In the first hazy days of parenting, your baby sleeps wherever: in your arms, in a bassinet, in a sling, in a swing. But there comes a time when you’re ready for your precious bundle to nap in her crib. Here are some expert tips to make the transition as smooth as possible for both baby and you.
Infants start to make associations around three to four months of age, says Jennifer Garden, an occupational therapist and owner of Sleepdreams in Vancouver. This is a good time to start introducing crib napping. But, she says, some babies still aren’t ready to be that far away from their mom or dad. Depending on your baby’s temperament, you may want to wait a few more weeks before moving your baby from bassinet to crib. Just remember: Whether they're in a crib or bassinet, the Canadian Paediatric Society and American Academy of Pediatrics recommend keeping your baby in your room for the first six months.
The room should be dark and cool—between 16C and 19C is ideal for sleep. It should also be quiet. “I often hear parents say, ‘Oh, I was told during the daytime it should be bright and busy and loud,” says Garden. “But that’s just for the first month, while your newborn is learning the difference between day and night.”
“I wouldn’t advise just plunking your baby down into a new sleep space and expecting that it will all go well,” Garden says. Instead, start with a small naptime routine, similar to the one you do at bedtime, but shorter. This way, your baby will start to get the idea that sleep is coming. Garden recommends changing her diaper, and doing some rocking and singing in the room where she’ll be napping.
When your baby is up, keep her busy with things like tummy time on the floor. Watch for signs of drowsiness, then start the routine and put her down in the crib. “If you hit everything right, she should be able to get off to sleep,” Garden says.
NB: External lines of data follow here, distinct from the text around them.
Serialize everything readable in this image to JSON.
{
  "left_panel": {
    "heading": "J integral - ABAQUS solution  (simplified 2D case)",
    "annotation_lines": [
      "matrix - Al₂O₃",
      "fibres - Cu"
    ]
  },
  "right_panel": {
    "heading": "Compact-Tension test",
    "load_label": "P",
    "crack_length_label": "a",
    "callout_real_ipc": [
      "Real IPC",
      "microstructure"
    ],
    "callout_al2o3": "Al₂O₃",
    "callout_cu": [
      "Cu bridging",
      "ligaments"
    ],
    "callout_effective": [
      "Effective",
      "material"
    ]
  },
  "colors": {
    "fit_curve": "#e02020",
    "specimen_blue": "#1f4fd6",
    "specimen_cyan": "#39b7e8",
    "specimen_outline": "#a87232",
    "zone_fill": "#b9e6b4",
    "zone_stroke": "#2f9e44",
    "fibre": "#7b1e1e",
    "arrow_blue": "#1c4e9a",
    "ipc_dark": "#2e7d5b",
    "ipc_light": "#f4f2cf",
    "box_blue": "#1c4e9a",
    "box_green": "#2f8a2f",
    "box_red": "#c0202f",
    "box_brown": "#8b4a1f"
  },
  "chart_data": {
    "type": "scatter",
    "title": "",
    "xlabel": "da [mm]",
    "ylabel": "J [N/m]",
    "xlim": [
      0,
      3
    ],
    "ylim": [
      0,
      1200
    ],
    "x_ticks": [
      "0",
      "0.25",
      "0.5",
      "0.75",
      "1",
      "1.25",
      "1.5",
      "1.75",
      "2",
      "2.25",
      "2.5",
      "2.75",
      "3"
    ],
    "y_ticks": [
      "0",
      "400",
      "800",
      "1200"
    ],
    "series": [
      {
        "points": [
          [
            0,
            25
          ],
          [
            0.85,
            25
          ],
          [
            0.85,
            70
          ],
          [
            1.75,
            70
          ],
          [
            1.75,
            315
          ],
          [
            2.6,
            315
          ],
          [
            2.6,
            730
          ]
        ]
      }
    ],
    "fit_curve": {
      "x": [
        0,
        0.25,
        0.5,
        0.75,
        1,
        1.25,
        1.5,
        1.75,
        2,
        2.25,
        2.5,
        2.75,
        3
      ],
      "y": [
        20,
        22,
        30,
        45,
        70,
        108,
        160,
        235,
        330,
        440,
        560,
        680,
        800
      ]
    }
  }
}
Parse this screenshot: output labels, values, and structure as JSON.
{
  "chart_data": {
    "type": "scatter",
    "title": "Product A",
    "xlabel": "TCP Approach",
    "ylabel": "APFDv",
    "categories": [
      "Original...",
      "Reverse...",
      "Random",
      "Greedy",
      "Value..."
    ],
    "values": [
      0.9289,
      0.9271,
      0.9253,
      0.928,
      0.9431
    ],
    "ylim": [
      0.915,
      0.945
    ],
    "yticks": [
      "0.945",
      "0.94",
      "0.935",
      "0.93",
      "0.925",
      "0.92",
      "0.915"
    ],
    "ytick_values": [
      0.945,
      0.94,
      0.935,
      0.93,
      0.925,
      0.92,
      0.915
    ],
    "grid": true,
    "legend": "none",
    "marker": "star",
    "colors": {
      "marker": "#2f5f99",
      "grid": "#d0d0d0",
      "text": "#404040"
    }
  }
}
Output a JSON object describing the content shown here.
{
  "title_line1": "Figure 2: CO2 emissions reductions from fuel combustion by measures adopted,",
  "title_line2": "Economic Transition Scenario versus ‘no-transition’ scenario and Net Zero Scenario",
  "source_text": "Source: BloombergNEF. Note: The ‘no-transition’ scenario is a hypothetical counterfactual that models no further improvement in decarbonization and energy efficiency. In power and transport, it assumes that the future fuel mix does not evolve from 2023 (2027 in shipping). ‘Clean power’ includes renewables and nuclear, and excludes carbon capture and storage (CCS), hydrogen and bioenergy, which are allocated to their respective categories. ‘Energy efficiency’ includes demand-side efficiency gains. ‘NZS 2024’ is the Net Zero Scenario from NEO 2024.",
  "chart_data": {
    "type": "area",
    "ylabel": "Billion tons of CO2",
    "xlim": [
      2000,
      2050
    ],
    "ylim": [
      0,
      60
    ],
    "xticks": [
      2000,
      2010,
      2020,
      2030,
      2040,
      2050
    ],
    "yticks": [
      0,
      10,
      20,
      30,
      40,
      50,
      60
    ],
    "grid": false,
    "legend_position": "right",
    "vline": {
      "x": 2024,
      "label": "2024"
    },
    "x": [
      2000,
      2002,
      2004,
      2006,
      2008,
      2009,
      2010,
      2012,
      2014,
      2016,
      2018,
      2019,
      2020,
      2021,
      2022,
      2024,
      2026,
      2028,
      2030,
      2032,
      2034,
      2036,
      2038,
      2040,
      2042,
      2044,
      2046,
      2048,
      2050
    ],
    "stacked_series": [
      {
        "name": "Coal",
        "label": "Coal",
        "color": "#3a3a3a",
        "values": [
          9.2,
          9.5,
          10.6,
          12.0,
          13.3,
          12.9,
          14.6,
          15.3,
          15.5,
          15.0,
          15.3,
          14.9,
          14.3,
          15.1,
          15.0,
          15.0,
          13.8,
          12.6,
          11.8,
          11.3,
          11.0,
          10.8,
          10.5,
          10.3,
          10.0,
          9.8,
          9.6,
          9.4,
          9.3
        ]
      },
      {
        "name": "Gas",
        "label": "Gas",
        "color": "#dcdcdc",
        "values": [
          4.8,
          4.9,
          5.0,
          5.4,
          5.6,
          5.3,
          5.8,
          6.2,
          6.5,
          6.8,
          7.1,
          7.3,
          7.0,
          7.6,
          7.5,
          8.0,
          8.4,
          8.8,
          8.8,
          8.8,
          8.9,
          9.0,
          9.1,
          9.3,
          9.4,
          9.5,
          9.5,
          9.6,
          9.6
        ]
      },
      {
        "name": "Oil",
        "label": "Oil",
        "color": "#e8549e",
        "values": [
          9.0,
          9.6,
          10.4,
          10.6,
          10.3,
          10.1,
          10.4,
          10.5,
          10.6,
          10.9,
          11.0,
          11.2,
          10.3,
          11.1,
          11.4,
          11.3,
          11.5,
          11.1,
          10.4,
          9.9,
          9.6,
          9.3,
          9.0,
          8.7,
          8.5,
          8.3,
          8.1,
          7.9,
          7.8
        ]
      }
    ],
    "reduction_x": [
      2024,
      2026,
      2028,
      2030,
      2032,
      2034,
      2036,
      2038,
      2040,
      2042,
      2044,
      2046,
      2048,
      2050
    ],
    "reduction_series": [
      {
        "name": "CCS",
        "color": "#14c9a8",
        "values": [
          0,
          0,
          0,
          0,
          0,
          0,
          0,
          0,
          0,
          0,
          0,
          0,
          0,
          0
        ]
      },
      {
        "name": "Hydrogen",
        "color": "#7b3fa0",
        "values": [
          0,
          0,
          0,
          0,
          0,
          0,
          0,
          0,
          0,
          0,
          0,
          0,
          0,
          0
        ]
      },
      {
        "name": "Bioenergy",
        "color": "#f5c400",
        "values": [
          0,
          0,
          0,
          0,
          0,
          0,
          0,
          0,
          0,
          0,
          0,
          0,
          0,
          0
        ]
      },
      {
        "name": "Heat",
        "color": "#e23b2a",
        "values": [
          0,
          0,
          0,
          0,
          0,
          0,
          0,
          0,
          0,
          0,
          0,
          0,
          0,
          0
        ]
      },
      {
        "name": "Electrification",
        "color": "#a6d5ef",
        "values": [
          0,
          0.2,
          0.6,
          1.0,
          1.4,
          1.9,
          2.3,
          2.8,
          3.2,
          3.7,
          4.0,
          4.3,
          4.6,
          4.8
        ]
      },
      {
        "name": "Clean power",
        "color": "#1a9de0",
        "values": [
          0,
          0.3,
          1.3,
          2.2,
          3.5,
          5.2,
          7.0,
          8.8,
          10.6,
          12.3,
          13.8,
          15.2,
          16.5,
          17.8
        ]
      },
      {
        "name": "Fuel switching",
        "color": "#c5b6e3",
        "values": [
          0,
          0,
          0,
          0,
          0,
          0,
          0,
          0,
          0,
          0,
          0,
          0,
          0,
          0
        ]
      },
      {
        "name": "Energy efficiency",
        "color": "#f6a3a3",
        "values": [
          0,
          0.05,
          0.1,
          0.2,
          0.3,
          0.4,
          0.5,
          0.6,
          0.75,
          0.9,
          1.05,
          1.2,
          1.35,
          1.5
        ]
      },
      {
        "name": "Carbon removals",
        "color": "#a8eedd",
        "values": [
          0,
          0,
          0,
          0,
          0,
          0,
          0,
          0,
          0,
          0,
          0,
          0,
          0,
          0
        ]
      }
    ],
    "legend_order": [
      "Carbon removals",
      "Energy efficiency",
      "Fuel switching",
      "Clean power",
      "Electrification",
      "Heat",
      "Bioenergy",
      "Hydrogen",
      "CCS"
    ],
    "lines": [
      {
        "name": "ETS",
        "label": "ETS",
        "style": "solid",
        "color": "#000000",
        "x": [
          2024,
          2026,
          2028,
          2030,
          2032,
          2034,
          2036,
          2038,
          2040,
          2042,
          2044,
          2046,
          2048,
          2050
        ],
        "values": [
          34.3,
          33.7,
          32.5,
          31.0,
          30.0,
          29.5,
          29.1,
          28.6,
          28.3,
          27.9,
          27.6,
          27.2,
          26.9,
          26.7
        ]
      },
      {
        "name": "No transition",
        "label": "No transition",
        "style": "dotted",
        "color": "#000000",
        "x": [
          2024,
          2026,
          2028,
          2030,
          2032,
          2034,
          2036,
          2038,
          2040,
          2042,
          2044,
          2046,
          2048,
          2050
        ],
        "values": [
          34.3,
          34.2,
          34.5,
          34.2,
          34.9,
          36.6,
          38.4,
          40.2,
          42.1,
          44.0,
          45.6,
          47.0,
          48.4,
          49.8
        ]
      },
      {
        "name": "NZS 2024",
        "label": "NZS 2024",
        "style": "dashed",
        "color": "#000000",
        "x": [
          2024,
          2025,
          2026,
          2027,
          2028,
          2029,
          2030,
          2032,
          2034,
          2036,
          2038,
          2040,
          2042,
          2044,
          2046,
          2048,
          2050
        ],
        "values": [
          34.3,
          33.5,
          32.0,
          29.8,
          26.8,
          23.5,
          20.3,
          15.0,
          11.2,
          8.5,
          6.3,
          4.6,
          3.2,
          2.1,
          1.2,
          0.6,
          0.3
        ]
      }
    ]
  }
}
For babies under six months, she suggests trying it a couple of times if it doesn’t work on the first go. But after that, if your babe isn’t falling asleep, put her to sleep however you normally would, then transfer her to her crib. For babies over six months, you may want to leave her to fuss for a bit to try to encourage her to fall asleep on her own.
Bum first, head last, says Garden. “You know that game where you trust your friend to catch you if you fall backwards? That’s the feeling babies experience if you tip them upside down to put them in their crib.” So lower her into the crib, feet first, placing her bum down and then lay her head down. Once your baby is in the crib, you could lay your hand on her stomach or rhythmically pat her—either of these things will help her settle.
“It takes about three weeks to change human behaviour,” says Garden, pointing out that you’re not only changing your baby’s behaviour but yours too. If you stick with it, after about three weeks, the crib will become your baby’s norm, and even if she does have a one-off nap somewhere else, it shouldn’t set her back.